I have been reflecting a lot over the past few weeks on how we talk about flexible working. I was thrilled to be named in the 2014 Power Part Time List, compiled by recruitment agency Timewise. The list aims to raise awareness of what can be achieved through part-time or flexible working, rather than what cannot.
Most discussions around flexible working or part-time working used to focus on how business could help or accommodate those of us who want to work part-time or from home. Increasingly however, and rightly, these discussions focus on the opportunity to business.
Since returning from my first maternity leave in 2010 I have worked four days a week. I am lucky in the sense that my employer, Diageo, has an extremely progressive policy towards flexible working.
But while I am extremely grateful, I also recognise that men and women like me have not just been granted a favour – and I’m reassured to see more and more UK businesses adopting this mindset. And while women are certainly benefiting from this, this has moved on from just being a ‘Mums debate’.
Increasingly prospective employees are seeking out businesses that embrace flexibility and businesses, like Diageo, are thinking imaginatively about how this can benefit the business and the people they employ. Businesses are understanding the need to diversify their workforce and ensure that they benefit from putting in place systems that allow them to get the best employees, even if on a flexible basis.

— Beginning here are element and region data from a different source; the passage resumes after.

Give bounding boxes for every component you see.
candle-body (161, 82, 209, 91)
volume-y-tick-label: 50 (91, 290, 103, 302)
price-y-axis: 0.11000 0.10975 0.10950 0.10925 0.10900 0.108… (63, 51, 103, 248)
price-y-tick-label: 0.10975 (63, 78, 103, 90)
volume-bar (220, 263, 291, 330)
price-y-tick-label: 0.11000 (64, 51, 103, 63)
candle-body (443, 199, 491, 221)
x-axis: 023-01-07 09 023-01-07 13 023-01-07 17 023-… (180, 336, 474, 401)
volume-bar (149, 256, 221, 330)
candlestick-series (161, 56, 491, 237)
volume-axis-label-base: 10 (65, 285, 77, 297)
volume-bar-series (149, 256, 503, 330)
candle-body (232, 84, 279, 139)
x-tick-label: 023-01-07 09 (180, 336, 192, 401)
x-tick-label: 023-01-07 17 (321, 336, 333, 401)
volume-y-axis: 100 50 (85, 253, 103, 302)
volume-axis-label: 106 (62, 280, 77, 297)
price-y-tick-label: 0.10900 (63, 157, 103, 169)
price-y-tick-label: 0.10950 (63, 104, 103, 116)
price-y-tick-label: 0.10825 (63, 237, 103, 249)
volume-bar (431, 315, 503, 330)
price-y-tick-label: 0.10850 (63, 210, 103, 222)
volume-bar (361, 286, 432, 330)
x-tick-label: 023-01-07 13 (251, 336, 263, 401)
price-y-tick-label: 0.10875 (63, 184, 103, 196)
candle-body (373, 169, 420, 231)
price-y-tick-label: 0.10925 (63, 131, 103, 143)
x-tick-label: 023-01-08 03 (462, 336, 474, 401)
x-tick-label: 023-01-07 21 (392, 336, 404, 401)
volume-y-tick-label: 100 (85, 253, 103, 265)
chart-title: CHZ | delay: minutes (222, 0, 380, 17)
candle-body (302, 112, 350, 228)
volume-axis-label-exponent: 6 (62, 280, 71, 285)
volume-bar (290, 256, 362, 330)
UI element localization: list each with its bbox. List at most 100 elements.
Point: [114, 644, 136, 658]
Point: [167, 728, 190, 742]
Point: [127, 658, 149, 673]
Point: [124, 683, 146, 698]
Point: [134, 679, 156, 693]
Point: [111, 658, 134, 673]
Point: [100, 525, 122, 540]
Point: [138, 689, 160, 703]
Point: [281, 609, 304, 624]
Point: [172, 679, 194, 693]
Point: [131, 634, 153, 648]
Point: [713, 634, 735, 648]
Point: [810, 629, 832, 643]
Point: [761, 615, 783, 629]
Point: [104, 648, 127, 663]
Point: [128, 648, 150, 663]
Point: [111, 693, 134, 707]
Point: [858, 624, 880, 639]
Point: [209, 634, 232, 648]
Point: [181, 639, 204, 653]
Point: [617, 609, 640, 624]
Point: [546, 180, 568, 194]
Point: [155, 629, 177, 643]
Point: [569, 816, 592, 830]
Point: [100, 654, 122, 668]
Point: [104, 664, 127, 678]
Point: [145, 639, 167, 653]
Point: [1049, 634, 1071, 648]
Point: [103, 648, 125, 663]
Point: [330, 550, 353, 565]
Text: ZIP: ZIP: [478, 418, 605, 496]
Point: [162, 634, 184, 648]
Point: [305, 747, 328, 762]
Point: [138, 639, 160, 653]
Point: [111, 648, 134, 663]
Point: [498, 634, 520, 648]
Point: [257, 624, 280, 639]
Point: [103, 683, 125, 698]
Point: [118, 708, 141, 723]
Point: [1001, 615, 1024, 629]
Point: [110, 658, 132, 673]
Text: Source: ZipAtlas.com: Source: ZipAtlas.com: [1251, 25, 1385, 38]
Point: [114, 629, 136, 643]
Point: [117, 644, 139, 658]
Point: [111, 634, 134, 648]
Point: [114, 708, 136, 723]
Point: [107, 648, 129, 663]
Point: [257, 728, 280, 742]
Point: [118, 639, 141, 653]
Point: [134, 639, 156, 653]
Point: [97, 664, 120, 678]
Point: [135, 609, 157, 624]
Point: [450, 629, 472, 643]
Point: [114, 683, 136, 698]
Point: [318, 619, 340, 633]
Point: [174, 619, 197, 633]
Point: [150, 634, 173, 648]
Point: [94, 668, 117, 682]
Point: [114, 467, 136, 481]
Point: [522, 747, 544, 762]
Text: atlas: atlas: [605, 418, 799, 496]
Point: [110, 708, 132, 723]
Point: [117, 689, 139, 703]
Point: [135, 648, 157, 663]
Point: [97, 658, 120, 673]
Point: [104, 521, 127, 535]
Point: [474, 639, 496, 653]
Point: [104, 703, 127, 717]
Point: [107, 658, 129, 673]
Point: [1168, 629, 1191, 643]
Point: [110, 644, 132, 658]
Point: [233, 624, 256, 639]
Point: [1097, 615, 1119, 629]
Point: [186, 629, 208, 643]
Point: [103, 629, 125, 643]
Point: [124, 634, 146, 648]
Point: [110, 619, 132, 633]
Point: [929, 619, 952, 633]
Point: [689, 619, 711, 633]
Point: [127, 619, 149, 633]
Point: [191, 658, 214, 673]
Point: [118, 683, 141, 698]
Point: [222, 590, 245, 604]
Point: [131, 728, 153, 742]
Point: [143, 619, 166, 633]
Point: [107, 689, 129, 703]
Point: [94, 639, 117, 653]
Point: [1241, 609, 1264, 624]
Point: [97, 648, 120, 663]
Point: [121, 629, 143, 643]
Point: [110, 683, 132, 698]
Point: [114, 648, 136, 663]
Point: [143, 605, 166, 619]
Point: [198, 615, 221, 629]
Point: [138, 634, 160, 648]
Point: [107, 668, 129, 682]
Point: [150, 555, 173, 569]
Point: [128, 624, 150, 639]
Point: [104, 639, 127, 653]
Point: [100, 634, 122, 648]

In fact, those businesses which are not following the leaders in this respect are bound to lose competitive advantage. Let’s take marketing as an example.
Marketing is at its best when at its most creative. In my experience, creativity best flourishes in an environment when different opinions and ideas are allowed to bounce off one another. This is how the best campaigns are created.

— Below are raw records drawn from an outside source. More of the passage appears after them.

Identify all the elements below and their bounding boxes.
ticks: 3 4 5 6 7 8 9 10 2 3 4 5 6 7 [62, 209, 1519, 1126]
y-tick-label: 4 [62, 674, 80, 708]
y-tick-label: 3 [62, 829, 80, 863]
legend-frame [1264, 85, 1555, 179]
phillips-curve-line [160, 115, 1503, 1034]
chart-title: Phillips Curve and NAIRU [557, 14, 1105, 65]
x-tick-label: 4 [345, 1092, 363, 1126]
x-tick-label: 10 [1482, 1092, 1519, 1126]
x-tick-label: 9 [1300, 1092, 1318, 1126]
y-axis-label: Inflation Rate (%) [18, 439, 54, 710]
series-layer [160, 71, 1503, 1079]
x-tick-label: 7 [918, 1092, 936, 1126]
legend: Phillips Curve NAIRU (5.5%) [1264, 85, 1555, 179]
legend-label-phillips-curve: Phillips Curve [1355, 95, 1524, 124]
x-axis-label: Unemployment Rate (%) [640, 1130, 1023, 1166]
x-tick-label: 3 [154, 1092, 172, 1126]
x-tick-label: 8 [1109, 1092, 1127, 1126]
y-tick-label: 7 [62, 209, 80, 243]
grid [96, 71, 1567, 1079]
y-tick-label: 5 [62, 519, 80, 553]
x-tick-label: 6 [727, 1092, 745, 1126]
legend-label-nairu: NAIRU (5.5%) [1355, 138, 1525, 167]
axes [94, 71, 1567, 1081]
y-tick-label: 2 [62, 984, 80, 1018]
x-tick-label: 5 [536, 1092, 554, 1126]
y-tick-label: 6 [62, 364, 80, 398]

Timewise anticipates there will be more than 1m men working part time in the UK through a conscious choice not to work full time
So marketing businesses and departments are only benefiting from adopting employment policies that keep different types of people in the room. Most part time workers (74 per cent) are women – that is more than 6m women in the UK. Many are mothers, however with mixed generations in the workforce – this is changing over time. It is great that we are seeing these women have the opportunity to lead creative meetings, and board room debates across the country. As much for the sake of businesses as anything else.
This is not just about women, though. Next year for the first time Timewise anticipates there will be more than 1m men working part time in the UK through a conscious choice not to work full time. Can’t we all see the benefit for businesses in ensuring that those voices make a contribution?
I have worked flexibly for four years. I am a mother of two children and have a wealth more experience and understanding of the world than I did when I worked full time. My employer benefits from that – and I’m pleased to work somewhere that recognises that as I believe, honestly, that it makes us stronger. And that is good business.